Время от времени я как в тумане видела её проносившееся мимо лицо. Она ещё держала вожжи в руках. И ещё улыбалась, но уже слабее и трепетнее. На висках блестел пот, ночь ведь была такая жаркая, последняя ночь бабьего лета; взмокшая прядь волос прилипла к левой щеке и в полумраке казалась чёрной. Я видела, как она дышит, приоткрыв рот, и вдруг подумала, что и она ведь тоже втянута во всё это, и её борьба с Бредом, чтобы заставить его прилично себя вести, и темнота, и пластинка, без конца повторяющая одно и то же дурацкое слово, — всё это втянуло и её, сделало соучастницей того, что она пыталась предотвратить. Она уже сломала каблук одной из сандалий, скинула обе и танцевала босиком. От этого всё почему-то стало ещё хуже. Она сразу оказалась маленькой и, хоть и была высокого роста, даже беззащитной. Беззащитной соучастницей.
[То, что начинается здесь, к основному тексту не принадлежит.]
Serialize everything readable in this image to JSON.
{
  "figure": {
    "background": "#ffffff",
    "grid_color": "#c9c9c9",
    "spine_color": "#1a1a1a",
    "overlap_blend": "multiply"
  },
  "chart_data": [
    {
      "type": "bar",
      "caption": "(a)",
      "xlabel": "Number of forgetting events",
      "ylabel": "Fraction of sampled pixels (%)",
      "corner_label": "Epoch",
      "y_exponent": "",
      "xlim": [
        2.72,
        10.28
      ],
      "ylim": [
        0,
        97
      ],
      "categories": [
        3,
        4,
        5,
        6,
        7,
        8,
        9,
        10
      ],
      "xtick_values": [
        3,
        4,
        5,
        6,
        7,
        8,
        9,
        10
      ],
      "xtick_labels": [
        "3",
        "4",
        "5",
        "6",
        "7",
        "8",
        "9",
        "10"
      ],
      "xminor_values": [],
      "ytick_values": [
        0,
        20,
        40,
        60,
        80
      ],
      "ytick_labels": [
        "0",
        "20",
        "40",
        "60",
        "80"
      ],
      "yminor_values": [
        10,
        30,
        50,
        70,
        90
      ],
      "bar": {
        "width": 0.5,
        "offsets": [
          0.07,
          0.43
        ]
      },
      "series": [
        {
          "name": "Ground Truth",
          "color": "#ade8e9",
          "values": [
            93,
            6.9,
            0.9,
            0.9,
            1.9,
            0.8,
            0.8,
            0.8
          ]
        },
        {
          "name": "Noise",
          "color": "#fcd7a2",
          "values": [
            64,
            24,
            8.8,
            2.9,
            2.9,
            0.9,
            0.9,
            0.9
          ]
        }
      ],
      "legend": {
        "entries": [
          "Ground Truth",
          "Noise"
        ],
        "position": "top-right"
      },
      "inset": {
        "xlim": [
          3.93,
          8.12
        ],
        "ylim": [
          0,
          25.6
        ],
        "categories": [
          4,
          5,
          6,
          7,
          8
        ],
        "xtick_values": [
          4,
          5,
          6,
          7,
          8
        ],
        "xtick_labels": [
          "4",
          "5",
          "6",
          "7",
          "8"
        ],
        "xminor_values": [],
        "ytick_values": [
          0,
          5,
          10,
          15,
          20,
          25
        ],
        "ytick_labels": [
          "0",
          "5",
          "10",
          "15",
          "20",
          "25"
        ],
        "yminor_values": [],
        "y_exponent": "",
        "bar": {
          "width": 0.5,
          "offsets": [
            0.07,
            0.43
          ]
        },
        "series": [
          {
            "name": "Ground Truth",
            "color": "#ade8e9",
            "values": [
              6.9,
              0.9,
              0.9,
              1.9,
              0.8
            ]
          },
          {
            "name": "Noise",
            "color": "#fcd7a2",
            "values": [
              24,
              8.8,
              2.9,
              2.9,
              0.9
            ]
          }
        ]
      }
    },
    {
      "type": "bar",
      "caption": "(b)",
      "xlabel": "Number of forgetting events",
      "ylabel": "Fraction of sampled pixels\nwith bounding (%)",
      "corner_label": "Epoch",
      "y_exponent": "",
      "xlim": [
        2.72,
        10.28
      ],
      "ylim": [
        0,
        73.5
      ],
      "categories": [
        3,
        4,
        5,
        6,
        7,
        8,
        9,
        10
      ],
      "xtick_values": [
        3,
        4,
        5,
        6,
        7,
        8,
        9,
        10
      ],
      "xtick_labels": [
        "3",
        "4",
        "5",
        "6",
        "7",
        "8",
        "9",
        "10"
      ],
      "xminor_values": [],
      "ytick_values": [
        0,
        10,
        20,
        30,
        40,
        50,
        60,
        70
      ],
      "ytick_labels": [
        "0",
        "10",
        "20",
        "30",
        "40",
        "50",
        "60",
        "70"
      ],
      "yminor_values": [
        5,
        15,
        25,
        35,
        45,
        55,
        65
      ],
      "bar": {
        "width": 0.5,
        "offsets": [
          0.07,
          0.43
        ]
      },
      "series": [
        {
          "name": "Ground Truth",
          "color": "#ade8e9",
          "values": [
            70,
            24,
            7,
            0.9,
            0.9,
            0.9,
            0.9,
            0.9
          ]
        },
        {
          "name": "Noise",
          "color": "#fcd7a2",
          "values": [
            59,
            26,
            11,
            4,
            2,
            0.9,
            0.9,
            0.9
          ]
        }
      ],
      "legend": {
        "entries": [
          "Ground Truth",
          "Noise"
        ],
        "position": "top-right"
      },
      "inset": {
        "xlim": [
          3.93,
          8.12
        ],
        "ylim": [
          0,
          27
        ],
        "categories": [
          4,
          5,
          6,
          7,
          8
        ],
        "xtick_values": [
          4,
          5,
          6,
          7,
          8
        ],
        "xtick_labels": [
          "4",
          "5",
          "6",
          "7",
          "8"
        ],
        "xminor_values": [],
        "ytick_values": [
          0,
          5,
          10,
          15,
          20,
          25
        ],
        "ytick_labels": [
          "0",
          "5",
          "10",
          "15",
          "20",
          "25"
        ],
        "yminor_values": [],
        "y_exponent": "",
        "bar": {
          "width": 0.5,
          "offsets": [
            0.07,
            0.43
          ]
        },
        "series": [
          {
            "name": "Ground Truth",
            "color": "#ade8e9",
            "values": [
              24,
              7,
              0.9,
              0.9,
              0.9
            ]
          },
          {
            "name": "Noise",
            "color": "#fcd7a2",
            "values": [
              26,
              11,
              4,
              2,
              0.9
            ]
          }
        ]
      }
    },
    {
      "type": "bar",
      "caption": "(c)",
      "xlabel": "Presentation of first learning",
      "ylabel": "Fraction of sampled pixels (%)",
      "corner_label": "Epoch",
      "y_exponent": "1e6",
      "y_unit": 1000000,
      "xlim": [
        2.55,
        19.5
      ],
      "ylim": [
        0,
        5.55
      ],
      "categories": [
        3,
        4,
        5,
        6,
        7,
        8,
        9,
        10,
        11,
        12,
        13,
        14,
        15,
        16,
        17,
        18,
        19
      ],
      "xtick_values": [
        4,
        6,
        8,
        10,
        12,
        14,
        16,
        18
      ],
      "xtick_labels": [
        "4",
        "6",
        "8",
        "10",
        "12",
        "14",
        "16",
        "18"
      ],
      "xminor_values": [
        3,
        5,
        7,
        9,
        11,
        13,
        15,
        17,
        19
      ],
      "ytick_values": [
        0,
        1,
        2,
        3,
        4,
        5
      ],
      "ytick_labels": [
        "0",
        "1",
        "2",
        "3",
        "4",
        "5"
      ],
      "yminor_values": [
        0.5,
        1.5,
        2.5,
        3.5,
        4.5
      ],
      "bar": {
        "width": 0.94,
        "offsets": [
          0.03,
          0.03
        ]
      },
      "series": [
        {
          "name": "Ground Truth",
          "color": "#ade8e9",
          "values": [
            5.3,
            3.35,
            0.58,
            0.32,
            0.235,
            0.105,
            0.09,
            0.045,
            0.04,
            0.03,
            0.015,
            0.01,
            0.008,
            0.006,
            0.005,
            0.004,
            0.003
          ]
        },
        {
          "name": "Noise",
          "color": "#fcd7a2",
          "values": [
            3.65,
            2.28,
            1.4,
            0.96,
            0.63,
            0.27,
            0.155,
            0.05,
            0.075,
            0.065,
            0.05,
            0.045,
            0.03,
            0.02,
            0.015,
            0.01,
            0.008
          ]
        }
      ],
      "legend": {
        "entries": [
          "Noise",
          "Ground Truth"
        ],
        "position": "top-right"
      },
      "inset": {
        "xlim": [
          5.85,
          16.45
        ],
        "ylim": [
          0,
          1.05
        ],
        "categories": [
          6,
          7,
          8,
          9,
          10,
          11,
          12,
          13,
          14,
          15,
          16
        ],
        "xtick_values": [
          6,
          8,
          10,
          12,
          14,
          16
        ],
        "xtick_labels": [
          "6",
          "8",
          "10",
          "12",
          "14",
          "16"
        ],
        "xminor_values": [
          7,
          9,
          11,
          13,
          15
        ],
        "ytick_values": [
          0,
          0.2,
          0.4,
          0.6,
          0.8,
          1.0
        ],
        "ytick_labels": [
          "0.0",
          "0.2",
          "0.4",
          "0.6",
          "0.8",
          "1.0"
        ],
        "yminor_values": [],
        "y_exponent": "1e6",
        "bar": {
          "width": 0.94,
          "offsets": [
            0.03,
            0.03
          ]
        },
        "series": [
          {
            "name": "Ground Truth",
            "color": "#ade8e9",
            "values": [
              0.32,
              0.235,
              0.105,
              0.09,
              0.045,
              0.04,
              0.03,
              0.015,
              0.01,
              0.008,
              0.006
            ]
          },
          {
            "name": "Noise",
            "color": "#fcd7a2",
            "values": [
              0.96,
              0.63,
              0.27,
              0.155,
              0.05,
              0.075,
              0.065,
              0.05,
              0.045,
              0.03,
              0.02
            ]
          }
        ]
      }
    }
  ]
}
Как раз в ту минуту Бред подтолкнул Летицию к Татлу и схватил меня, а когда он меня схватил, я заметила, что Татл изо всех сил старается не дотронуться до голой спины Летиции своей ручищей, а также насколько он выше её ростом, и она теперь выглядит ещё более маленькой и беззащитной, танцуя с таким высоким партнёром, у которого ещё такие громадные лапищи; я заметила, и какой угрюмый, страдальческий вид у него, его лицо над её головой было совсем не такое, как обычно.